Dublin software engineers behind Gilt Home site revamp

6 Jun 2012

The Gilt Home site, revamped by Dublin-based software engineers

It’s been just more than a year since the lifestyle e-commerce player Gilt announced it was setting up an international HQ and software development centre in Dublin. Now the new team of software engineers based in Dublin are behind the redevelopment of the Gilt Home website.

Back in April 2011, the New York-headquartered Gilt Groupe announced it was bringing 200 jobs to Ireland with the setting up of the international HQ in the country, as well as the software development centre in Dublin and a customer support centre in Limerick.

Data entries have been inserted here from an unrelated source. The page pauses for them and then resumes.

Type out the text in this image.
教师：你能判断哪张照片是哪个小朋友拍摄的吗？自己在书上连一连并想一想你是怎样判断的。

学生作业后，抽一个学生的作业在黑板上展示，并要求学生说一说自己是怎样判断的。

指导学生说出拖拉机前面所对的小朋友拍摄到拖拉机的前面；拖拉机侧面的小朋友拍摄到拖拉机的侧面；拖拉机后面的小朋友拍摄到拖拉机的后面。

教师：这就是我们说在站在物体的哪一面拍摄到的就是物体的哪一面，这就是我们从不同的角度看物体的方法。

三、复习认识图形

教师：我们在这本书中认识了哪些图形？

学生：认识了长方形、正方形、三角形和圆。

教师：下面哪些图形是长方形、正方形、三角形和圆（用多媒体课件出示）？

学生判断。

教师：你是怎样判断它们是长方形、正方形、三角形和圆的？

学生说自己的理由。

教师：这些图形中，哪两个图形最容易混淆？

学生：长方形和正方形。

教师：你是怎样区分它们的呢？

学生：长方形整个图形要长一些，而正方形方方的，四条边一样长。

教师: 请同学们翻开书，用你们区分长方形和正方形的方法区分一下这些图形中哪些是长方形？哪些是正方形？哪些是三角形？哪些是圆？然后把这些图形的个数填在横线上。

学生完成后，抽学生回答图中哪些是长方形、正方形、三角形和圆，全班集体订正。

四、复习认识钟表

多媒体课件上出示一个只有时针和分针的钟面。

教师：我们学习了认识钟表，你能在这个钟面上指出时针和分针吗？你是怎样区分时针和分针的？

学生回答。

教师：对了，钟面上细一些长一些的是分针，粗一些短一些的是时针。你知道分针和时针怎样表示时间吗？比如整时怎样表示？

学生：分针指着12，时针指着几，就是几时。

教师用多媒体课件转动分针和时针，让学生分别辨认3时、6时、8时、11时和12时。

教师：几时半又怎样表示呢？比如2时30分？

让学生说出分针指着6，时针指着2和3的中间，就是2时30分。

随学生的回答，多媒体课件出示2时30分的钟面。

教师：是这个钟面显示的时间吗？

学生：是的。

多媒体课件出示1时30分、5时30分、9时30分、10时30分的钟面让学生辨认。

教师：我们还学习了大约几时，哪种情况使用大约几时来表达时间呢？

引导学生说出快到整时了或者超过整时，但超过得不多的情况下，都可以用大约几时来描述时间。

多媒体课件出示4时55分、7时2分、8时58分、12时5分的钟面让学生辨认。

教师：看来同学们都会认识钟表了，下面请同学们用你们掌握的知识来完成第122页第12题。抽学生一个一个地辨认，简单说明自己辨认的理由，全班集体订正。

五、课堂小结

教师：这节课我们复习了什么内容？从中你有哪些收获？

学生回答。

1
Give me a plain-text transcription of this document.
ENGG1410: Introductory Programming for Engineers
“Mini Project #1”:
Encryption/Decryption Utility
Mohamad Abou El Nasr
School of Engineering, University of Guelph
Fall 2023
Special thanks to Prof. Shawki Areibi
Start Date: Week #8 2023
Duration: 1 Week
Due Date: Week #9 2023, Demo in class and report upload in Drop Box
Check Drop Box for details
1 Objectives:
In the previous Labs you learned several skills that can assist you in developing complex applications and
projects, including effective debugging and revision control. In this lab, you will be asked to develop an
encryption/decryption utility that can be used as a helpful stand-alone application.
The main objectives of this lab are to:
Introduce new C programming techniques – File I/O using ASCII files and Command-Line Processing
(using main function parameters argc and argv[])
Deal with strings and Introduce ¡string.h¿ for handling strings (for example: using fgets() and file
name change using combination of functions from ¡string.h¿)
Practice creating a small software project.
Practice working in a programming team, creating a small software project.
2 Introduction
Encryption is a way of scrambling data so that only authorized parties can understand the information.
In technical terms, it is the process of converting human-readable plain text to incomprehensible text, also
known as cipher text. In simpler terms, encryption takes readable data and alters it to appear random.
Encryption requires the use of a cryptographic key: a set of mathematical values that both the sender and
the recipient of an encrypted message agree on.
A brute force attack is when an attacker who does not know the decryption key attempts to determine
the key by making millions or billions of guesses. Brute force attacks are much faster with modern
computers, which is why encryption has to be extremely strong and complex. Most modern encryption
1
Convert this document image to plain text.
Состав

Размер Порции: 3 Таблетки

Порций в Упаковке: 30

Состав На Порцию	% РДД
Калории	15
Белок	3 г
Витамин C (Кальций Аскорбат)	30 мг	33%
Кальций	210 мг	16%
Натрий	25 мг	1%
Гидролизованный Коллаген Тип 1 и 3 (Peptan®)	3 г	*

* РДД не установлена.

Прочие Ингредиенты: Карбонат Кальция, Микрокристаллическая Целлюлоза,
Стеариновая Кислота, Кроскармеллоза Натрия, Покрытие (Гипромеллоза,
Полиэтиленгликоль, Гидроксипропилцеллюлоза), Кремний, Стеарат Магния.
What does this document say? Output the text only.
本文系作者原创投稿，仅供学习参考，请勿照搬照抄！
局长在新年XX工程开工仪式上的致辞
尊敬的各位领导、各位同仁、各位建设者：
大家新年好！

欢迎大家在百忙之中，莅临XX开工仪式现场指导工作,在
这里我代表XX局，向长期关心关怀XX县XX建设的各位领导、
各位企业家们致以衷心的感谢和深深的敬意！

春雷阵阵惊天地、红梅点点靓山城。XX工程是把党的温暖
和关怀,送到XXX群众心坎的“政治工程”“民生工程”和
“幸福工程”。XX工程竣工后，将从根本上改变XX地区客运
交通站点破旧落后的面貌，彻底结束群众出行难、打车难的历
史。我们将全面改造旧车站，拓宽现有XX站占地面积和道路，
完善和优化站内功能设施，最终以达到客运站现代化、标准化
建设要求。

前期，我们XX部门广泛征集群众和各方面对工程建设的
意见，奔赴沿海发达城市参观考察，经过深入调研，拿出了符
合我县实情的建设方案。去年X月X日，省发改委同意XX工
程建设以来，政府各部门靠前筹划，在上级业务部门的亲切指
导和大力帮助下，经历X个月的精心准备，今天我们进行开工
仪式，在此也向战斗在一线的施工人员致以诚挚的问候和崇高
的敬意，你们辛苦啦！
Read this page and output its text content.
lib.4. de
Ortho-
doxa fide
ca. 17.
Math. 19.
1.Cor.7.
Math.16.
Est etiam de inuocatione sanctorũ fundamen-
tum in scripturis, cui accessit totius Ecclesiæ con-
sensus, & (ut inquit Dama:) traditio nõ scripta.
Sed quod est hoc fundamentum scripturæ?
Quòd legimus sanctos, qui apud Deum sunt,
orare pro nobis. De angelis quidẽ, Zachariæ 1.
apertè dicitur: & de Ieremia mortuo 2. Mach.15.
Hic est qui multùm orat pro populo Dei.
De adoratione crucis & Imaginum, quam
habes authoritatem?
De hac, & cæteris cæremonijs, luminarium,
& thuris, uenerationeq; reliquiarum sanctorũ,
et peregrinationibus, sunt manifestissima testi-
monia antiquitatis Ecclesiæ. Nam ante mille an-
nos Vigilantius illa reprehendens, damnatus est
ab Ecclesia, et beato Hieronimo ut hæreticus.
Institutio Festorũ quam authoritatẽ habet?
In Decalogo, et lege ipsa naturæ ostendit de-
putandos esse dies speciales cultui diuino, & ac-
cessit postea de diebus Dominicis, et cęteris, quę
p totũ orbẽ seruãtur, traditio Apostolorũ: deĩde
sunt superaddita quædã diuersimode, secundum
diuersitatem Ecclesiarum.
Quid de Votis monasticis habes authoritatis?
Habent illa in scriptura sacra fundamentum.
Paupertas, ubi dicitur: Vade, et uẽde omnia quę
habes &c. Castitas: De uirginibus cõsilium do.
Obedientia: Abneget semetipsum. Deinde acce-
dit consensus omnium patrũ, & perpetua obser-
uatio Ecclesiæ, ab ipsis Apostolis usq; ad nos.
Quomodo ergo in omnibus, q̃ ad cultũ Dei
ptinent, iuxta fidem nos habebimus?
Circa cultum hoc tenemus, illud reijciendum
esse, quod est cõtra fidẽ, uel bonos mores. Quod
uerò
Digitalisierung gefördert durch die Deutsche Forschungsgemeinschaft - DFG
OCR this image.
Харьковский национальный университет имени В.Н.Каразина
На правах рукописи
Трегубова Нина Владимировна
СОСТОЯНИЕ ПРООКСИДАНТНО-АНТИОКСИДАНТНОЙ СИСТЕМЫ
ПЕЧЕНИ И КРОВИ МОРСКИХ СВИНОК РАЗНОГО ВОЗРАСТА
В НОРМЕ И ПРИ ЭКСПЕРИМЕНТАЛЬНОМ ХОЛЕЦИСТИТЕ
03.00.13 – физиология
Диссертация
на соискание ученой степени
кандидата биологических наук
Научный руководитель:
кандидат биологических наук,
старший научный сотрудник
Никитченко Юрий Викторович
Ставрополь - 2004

Gilt.com was founded in 2007 and works with more than 1,200 brands to offer more than 3.5m members daily discounts on everything from designer labels to home décor.

The redevelopment of Gilt Home was the first major engineering project undertaking for the new Dublin engineering team. The members-only site offers daily deals on more than 400 luxury furnishings and home décor brands at up to 60pc off retail prices.

Adrian Trenaman was the technical lead for the project. He said that when the team first began working on the redesign of the site, the biggest engineering challenge was about how to deliver a high-quality, personalised experience.

Technical innovation

Because Gilt sales go live at noon (EST time) every day, he said members tend to flock to the site at this time, so the site revamp required a lot of technical innovation.

“From an architectural perspective, when we began building the new site our focus was on building Gilt Home as a rich, front-end experience backed by a cluster of lightweight, scalable, stateless services performing the core business logic,” said Trenaman.

He said the team used an in-house Scala framework, with the aim of delivering cleaner code.

“Behind these lightweight, scalable services, we use a mix of traditional relational databases, such as Postgres, alongside more modern no-SQL document-oriented databases like MongoDB and Voldemort in cases where we can trade eventual consistency for performance,” added Trenaman.